Menurut Piaget, perpindahan dari satu termin ke termin berikutnya terjadi ketika anak telah mencapai kematangan dan terbuka terhadap pengalaman nan sesuai.
Tanpa pengalaman anak-anak diasumsikan tak mampu mencapai kemampuan kognitif tertinggi. Berikut ini tahap-tahap perkembangan kognitif anak oleh Jean Piaget:
1. Termin Sensorimotor
Tahap ini merupakan termin awal dari empat tahap, dimulai saat anak baru lahir hingga mencapai kisaran usia 2 tahun.
Pada termin ini, anak masih belum memiliki kompeten dalam mengenali lingkungan dengan menggunakan gambar, bahasa, atau simbol. Bayi hanya bisa mengenali benda atau orang nan berada di dekatnya saat itu saja. Jika benda atau orang tersebut telah menghilang, maka bayi tak bisa mengenalinya kembali. Piaget menyebut hal ini dengan kekurangan ke-permanen-an objek.
2. Termin Praoperasional
Terjadi pada kisaran usia 2 – 6 tahun. Perkembangan nan paling krusial pada termin ini ialah bahasa. Anak-anak mengembangkan citra internal akan global nan dapat membuat mereka menggambarkan orang, kejadian, dan perasaan. Pada usia ini, anak-anak mulai menggunakan simbol.
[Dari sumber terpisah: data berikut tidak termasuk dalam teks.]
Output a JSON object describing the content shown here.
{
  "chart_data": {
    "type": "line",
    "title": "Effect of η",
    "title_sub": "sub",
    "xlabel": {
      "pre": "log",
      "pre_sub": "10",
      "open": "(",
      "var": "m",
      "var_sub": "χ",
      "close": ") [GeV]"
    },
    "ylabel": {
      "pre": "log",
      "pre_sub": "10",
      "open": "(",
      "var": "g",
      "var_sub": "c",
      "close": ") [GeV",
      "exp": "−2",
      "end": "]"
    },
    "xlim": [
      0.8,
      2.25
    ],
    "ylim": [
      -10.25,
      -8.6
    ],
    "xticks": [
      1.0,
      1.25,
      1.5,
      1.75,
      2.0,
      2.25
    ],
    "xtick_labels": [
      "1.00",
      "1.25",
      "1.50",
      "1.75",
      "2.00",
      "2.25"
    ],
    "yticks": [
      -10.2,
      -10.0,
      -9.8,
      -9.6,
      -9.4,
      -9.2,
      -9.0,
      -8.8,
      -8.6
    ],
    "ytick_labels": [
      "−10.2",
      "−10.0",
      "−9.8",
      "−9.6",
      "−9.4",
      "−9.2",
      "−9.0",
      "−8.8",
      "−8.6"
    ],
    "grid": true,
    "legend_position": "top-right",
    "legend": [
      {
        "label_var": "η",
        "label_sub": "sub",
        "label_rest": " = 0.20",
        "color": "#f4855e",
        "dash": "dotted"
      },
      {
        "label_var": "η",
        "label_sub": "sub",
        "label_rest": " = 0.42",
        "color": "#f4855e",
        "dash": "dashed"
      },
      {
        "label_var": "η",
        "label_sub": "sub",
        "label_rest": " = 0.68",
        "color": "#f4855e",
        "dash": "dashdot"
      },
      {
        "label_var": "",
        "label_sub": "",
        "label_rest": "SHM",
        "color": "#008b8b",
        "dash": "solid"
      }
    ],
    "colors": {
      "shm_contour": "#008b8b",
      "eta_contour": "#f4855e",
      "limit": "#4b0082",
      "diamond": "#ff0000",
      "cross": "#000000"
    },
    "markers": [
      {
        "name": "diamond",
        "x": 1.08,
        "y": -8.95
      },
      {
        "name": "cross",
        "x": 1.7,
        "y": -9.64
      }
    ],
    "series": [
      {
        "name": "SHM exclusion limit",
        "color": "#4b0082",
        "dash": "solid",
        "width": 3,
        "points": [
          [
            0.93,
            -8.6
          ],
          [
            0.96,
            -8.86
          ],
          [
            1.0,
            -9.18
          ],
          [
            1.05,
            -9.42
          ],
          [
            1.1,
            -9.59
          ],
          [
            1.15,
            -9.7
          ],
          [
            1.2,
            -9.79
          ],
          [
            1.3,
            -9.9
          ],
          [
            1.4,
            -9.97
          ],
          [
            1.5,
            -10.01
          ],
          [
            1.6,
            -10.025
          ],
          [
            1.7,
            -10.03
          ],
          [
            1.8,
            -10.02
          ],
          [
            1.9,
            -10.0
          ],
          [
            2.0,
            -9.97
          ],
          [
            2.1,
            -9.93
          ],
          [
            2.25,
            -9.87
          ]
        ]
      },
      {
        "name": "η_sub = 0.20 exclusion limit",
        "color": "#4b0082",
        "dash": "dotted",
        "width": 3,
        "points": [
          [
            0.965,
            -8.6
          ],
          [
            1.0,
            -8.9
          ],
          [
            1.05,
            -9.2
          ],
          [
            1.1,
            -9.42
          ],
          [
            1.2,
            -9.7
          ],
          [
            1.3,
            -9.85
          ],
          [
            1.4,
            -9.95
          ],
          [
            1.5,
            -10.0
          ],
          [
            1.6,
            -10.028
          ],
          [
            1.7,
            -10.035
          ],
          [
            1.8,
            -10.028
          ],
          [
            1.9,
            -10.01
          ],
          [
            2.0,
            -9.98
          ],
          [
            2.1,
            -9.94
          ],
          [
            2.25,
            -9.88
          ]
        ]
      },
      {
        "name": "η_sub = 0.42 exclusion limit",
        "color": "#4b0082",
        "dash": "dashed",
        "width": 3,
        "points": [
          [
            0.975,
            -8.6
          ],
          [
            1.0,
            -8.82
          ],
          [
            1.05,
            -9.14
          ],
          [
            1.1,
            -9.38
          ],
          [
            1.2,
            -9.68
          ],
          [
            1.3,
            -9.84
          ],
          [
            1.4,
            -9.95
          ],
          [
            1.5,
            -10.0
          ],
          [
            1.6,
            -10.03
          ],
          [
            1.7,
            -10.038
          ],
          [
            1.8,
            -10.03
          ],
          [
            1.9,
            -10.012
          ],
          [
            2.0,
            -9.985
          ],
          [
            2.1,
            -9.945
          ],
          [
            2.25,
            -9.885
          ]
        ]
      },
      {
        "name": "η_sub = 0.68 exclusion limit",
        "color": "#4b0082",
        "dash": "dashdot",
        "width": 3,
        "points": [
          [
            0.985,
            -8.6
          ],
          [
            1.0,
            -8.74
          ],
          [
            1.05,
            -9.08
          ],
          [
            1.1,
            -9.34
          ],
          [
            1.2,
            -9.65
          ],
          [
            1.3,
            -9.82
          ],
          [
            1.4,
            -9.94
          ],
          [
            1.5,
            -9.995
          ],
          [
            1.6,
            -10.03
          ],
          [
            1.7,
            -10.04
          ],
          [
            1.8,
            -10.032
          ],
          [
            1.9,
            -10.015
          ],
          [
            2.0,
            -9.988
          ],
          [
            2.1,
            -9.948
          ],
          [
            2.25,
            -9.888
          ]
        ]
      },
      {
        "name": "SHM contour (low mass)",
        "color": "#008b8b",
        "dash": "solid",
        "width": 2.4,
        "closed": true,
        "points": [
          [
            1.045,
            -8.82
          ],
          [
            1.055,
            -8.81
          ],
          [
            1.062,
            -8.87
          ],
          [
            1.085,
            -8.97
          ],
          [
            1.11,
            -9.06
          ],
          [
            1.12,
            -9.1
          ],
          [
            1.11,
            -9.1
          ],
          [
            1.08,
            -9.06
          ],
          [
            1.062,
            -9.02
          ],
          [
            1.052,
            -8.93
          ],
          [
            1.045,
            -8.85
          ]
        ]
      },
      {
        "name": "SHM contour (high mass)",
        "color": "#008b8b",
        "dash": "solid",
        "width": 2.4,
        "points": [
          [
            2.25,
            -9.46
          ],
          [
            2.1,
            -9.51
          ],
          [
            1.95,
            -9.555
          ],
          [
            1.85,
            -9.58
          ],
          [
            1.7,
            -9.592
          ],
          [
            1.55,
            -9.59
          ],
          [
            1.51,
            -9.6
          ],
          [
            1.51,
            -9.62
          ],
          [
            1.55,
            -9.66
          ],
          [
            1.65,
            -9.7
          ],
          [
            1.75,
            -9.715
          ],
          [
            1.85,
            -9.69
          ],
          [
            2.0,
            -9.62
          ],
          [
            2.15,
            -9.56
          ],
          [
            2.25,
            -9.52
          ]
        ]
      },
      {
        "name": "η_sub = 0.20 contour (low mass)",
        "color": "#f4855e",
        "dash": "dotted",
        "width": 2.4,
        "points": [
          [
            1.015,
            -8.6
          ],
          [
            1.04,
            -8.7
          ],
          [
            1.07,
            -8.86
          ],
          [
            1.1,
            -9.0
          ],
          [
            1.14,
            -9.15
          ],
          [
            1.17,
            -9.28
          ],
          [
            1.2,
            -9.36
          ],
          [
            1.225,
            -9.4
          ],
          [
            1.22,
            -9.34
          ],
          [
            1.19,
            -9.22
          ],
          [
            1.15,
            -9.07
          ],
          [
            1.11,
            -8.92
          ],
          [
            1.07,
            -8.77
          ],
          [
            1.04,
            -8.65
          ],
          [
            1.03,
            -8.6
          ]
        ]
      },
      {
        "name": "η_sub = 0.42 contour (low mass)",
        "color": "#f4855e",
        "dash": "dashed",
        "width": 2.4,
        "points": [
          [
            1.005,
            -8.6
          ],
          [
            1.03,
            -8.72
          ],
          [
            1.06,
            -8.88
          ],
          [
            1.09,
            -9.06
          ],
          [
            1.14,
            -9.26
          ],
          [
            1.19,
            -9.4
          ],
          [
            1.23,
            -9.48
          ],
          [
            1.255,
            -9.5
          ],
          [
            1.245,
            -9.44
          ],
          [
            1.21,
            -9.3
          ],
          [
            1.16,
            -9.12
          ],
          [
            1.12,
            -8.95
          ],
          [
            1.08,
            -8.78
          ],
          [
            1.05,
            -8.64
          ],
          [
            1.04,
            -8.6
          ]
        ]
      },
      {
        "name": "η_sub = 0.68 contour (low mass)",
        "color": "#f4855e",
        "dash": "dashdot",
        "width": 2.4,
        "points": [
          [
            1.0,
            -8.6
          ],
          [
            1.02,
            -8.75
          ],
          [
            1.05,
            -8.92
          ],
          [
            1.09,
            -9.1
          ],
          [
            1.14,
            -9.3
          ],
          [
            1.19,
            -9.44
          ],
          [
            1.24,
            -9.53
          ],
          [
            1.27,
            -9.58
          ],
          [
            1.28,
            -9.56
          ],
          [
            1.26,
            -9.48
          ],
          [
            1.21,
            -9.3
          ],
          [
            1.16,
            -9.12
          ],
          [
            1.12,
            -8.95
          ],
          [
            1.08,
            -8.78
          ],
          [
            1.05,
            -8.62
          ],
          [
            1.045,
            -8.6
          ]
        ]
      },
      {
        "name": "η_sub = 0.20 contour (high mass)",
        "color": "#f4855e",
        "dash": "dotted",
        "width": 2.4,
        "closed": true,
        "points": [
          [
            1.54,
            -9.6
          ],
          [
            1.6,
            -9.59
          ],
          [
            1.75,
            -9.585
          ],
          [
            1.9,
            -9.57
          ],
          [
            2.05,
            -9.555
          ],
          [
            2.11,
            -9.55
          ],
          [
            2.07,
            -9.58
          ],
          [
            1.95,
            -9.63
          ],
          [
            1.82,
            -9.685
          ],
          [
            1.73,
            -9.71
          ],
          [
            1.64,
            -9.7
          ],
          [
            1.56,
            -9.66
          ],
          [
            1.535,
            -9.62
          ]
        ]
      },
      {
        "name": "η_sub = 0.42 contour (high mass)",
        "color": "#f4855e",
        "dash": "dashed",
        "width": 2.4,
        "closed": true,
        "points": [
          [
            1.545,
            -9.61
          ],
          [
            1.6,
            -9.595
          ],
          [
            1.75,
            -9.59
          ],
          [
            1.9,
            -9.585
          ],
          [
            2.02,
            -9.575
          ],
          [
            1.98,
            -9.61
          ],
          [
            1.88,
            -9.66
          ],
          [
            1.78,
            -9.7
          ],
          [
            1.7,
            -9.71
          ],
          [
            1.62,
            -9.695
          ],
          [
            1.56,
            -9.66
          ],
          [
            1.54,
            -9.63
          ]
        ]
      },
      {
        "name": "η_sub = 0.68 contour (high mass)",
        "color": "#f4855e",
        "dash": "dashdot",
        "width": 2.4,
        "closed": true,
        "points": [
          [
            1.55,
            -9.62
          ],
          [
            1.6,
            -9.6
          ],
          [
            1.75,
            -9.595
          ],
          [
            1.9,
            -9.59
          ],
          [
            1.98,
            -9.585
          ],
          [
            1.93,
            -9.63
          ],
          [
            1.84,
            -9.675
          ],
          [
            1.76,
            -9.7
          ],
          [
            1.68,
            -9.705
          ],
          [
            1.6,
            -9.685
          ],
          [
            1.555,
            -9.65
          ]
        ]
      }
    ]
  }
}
Meskipun pada pada termin ini anak sudah lebih berkembang dibandingkan termin sebelumnya, namun secara kualitas mereka masih dibawah dewasa. Pada termin ini karakter anak, seperti disebut Piaget, ialah pemikiran nan egosentris, penggambaran global hanyalah berdasarkan sudut pandang anak. Anak-anak meyakini bahwa apa nan mereka lihat ialah sama seperti nan orang lain lihat.
3. Termin Operasional Konkrit
Terjadi pada kisaran usia 7 – 11 tahun. Pada termin ini anak sudah mampu mengklasifikasikan dan mengurutkan objek. Mampu mengutak-atik operasi aritmatika, dan nan krusial ialah proses hilangnya sifat egosentris. Anak sudah mulai dapat memandang suatu permasalahan dari sudut pandang orang lain.
4. Termin Operasional Formal
Tahapan ini merupakan tahapan terkahir dari empat termin dan terjadi pada kisaran usia 12 tahun hingga dewasa.Anak-anak pada termin ini telah memiliki pemikiran nan logis. Mampu berpikir secara abstrak dan dapat menarik konklusi sendiri berdasarkan informasi nan tersedia.
Teori kognitif Piaget ini ialah teori nan paling bisa diterima secara luas. Sebanyak 49% psikolog memiliki cara pandang nan sama terhadap teori ini.